Washington Gov. Jay Inslee uses a red pen to veto sections of the state operating budget May 21 at the Capitol in Olympia. (AP Photo/Ted S. Warren)

Washington Gov. Jay Inslee uses a red pen to veto sections of the state operating budget May 21 at the Capitol in Olympia. (AP Photo/Ted S. Warren)

Democrat-led Legislature will sue the Democratic governor

As expected, a lawsuit is planned to challenge Jay Inslee’s one-sentence vetoes.

By Rachel La Corte / Associated Press

OLYMPIA — The Washington Legislature announced Thursday plans to sue Democratic Gov. Jay Inslee, saying he overstepped his authority with a series of one-sentence vetoes in this year’s transportation budget.

Lawmakers said the governor violated the constitutional ban against vetoing less than a full section of legislation. The Democratic-led Legislature plans to file the lawsuit on Friday in Thurston County Superior Court.

“By vetoing individual sentences, we believe the governor has exceeded the constitutional power afforded to the executive branch,” Senate Democratic Majority Leader Andy Billig said in a written statement. “The checks and balances woven throughout our constitution are essential to a healthy democracy. This lawsuit is one of those checks.”

Sen. Steve Hobbs, D-Lake Stevens, who as chairman of the Senate Transportation Committee helped draft the budget bill, said the Legislature had to undertake this legal challenge.

“It’s executive overreach and we cannot allow it to happen. Absolutely not,” he said Thursday. “I don’t see how they can’t see it like that.”

The lawmakers’ plans to challenge the governor were first reported by The Daily Herald.

In May, Inslee vetoed one sentence at the end of seven provisions of the budget relating to grant funding for transit services that said fuel type could not be a factor in the grant selection process.

In his veto message, Inslee wrote that the requirement was “contrary to, and in direct conflict with” statutory mandates that direct the state Department of Transportation to consider energy efficiency issues, as well as federal and state air quality requirements in selecting programs and projects.

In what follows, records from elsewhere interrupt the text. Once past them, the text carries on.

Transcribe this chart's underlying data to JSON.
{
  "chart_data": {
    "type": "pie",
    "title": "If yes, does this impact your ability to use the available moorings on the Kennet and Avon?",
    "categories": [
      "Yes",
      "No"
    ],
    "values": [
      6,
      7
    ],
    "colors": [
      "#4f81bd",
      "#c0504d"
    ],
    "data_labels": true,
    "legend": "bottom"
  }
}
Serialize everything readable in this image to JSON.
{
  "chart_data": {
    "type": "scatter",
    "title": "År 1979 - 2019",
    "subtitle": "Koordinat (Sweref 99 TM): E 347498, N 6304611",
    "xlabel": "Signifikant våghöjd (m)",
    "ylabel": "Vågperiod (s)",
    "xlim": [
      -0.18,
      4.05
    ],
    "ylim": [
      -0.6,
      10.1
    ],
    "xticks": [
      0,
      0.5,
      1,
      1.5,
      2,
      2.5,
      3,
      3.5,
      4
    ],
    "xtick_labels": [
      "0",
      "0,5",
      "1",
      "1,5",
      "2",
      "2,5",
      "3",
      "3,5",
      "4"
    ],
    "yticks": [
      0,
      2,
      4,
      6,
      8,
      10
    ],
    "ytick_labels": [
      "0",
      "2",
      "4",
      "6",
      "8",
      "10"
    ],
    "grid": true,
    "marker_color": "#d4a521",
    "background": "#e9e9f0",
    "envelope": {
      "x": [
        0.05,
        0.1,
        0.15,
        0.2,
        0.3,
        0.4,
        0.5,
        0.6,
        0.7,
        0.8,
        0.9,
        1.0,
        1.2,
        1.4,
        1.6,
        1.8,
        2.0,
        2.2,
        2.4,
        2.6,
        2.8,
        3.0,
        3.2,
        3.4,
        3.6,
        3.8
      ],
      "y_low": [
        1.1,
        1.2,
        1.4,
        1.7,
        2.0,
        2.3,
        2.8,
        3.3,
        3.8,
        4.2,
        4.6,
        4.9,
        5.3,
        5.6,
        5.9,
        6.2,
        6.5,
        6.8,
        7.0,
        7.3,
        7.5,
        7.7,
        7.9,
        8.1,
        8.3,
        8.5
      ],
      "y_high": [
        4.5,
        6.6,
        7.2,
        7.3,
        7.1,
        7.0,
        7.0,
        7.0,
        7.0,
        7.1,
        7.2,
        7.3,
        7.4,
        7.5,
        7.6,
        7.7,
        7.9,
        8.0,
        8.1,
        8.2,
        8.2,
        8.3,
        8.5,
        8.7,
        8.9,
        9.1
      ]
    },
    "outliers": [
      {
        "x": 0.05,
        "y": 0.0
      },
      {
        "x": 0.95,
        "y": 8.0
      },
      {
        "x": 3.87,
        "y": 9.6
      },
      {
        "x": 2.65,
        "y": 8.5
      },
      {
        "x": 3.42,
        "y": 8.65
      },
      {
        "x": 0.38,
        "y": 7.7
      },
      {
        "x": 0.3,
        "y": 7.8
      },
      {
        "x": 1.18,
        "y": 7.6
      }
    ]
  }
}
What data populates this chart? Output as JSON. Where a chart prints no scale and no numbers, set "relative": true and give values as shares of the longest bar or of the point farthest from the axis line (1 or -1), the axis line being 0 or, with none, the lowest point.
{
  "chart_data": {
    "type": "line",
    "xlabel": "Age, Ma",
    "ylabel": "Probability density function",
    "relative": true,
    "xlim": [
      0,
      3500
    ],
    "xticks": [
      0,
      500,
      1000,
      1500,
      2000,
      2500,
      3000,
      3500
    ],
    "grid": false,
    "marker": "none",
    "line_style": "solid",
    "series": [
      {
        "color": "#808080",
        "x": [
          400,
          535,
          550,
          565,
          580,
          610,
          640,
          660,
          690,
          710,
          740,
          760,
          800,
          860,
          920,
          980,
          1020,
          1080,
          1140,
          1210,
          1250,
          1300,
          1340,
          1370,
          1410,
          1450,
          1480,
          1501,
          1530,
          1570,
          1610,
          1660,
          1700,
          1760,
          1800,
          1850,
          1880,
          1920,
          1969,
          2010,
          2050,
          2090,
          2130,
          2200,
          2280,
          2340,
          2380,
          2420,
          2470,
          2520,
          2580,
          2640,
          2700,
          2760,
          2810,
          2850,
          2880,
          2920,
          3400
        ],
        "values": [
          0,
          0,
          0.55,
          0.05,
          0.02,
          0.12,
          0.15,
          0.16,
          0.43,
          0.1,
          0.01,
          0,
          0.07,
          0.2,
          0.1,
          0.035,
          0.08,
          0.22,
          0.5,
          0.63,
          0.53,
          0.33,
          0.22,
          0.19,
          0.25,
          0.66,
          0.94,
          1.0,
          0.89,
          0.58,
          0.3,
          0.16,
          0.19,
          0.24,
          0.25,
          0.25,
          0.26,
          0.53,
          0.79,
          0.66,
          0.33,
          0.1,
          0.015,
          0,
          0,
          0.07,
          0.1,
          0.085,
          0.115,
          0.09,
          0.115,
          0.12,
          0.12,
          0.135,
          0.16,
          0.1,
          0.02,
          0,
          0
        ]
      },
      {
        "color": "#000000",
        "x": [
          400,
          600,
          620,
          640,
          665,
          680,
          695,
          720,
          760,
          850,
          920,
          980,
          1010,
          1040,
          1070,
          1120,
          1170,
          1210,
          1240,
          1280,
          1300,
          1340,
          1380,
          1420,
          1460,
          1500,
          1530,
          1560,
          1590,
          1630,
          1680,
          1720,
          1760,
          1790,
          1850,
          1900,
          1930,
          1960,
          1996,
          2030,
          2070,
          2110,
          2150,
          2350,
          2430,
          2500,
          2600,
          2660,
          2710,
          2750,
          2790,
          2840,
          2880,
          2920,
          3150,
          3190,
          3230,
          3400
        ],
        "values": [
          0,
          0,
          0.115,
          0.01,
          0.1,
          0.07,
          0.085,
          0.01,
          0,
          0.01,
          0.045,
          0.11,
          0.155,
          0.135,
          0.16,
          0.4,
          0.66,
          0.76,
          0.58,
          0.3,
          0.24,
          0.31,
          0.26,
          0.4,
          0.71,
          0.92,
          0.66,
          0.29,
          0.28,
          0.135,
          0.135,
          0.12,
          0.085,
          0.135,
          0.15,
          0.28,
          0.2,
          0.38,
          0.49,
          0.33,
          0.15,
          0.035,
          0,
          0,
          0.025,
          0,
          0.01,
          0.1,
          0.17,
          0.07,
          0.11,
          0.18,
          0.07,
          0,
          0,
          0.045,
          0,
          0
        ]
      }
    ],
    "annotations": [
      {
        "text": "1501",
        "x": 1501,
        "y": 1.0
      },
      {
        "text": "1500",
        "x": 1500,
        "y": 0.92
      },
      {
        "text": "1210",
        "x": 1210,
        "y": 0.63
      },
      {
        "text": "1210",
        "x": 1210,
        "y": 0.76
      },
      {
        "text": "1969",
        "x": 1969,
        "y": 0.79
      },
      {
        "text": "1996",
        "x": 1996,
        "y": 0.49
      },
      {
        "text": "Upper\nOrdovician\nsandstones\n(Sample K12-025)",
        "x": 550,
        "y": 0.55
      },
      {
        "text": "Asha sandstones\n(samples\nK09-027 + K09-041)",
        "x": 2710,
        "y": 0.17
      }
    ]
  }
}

“While my veto authority is generally limited to subsections or appropriation items in an appropriation bill, in this very rare and unusual circumstance I have no choice but to veto a single sentence in several subsections to prevent a constitutional violation and to prevent a forced violation of state law,” Inslee wrote in his May veto message.

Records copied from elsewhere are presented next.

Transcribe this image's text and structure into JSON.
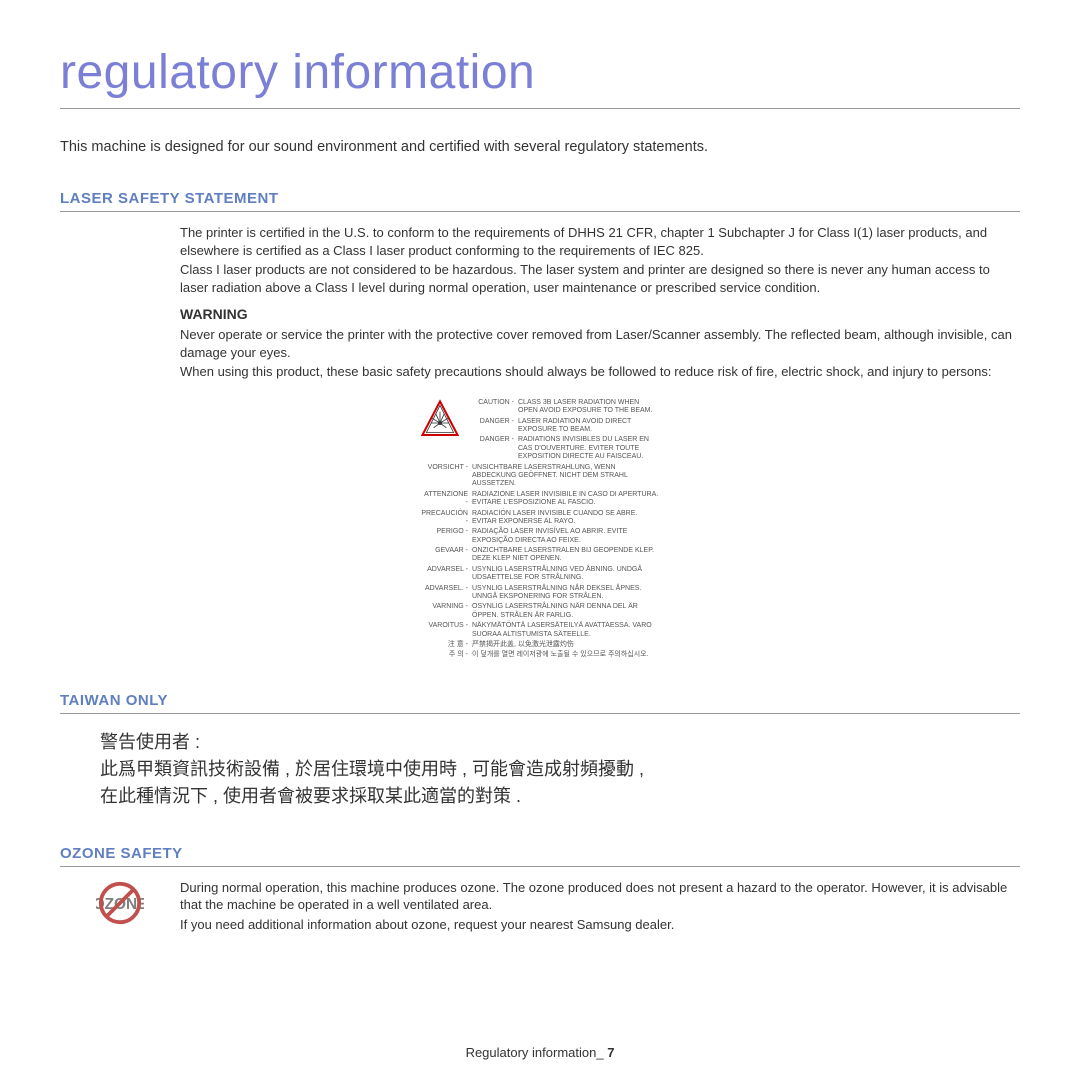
{
  "title": "regulatory information",
  "intro": "This machine is designed for our sound environment and certified with several regulatory statements.",
  "sections": {
    "laser": {
      "heading": "LASER SAFETY STATEMENT",
      "p1": "The printer is certified in the U.S. to conform to the requirements of DHHS 21 CFR, chapter 1 Subchapter J for Class I(1) laser products, and elsewhere is certified as a Class I laser product conforming to the requirements of IEC 825.",
      "p2": "Class I laser products are not considered to be hazardous. The laser system and printer are designed so there is never any human access to laser radiation above a Class I level during normal operation, user maintenance or prescribed service condition.",
      "warning_heading": "WARNING",
      "w1": "Never operate or service the printer with the protective cover removed from Laser/Scanner assembly. The reflected beam, although invisible, can damage your eyes.",
      "w2": "When using this product, these basic safety precautions should always be followed to reduce risk of fire, electric shock, and injury to persons:"
    },
    "taiwan": {
      "heading": "TAIWAN ONLY",
      "l1": "警告使用者 :",
      "l2": "此爲甲類資訊技術設備 , 於居住環境中使用時 , 可能會造成射頻擾動 ,",
      "l3": "在此種情況下 , 使用者會被要求採取某此適當的對策 ."
    },
    "ozone": {
      "heading": "OZONE SAFETY",
      "p1": "During normal operation, this machine produces ozone. The ozone produced does not present a hazard to the operator. However, it is advisable that the machine be operated in a well ventilated area.",
      "p2": "If you need additional information about ozone, request your nearest Samsung dealer."
    }
  },
  "multilang_label": [
    {
      "left": "CAUTION -",
      "right": "CLASS 3B LASER RADIATION WHEN OPEN AVOID EXPOSURE TO THE BEAM."
    },
    {
      "left": "DANGER -",
      "right": "LASER RADIATION AVOID DIRECT EXPOSURE TO BEAM."
    },
    {
      "left": "DANGER -",
      "right": "RADIATIONS INVISIBLES DU LASER EN CAS D'OUVERTURE. EVITER TOUTE EXPOSITION DIRECTE AU FAISCEAU."
    },
    {
      "left": "VORSICHT -",
      "right": "UNSICHTBARE LASERSTRAHLUNG, WENN ABDECKUNG GEÖFFNET. NICHT DEM STRAHL AUSSETZEN."
    },
    {
      "left": "ATTENZIONE -",
      "right": "RADIAZIONE LASER INVISIBILE IN CASO DI APERTURA. EVITARE L'ESPOSIZIONE AL FASCIO."
    },
    {
      "left": "PRECAUCIÓN -",
      "right": "RADIACIÓN LASER INVISIBLE CUANDO SE ABRE. EVITAR EXPONERSE AL RAYO."
    },
    {
      "left": "PERIGO -",
      "right": "RADIAÇÃO LASER INVISÍVEL AO ABRIR. EVITE EXPOSIÇÃO DIRECTA AO FEIXE."
    },
    {
      "left": "GEVAAR -",
      "right": "ONZICHTBARE LASERSTRALEN BIJ GEOPENDE KLEP. DEZE KLEP NIET OPENEN."
    },
    {
      "left": "ADVARSEL -",
      "right": "USYNLIG LASERSTRÅLNING VED ÅBNING. UNDGÅ UDSAETTELSE FOR STRÅLNING."
    },
    {
      "left": "ADVARSEL. -",
      "right": "USYNLIG LASERSTRÅLNING NÅR DEKSEL ÅPNES. UNNGÅ EKSPONERING FOR STRÅLEN."
    },
    {
      "left": "VARNING -",
      "right": "OSYNLIG LASERSTRÅLNING NÄR DENNA DEL ÄR ÖPPEN. STRÅLEN ÄR FARLIG."
    },
    {
      "left": "VAROITUS -",
      "right": "NÄKYMÄTÖNTÄ LASERSÄTEILYÄ AVATTAESSA. VARO SUORAA ALTISTUMISTA SÄTEELLE."
    },
    {
      "left": "注         意 -",
      "right": "严禁揭开此盖, 以免激光泄露灼伤"
    },
    {
      "left": "주         의 -",
      "right": "이 덮개를 열면 레이저광에 노출될 수 있으므로 주의하십시오."
    }
  ],
  "footer": {
    "label": "Regulatory information",
    "sep": "_ ",
    "page": "7"
  },
  "colors": {
    "title": "#7b7fd6",
    "heading": "#5f7fc0",
    "rule": "#999999",
    "text": "#333333",
    "ozone_ring": "#c0504d",
    "ozone_text": "#7f7f7f"
  }
}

The separation-of-powers issue has been raised in the past, following voters’ 1974 adoption of a constitutional amendment to restrict the governor to vetoing no less than a full section of a bill.

The last time a similar lawsuit was filed by the Legislature against a governor was in 2003, against then-Gov. Gary Locke. According to Senate attorneys, Locke didn’t fight the lawsuit, and he withdrew the vetoes during a one day special session. It was the second time Locke had faced such a challenge. The Supreme Court in 1999 invalidated his veto from a bill from the 1997 legislative session. The high court in 1997 upheld gubernatorial vetoes by then-Gov. Mike Lowry following a legislative challenge from the 1994 session.

House Republican Leader J.T. Wilcox wrote in an emailed statement that while he believes case law supports the legislative branch’s position in this lawsuit, “it’s important for the court to rule so both the Legislature and governor have a clear understanding of their authority in the future.”

In a statement responding to the lawsuit Thursday, Inslee said that he doesn’t believe the issue has been fully settled by the courts. He pointed to his contention that the language needed to be vetoed because it was an attempt to indirectly amend an existing statute.

“This is a respectful difference of opinion, and we look forward to forthcoming guidance from our courts,” Inslee wrote.

Last week, Inslee dropped his 2020 presidential bid and announced he was running for a third term as governor.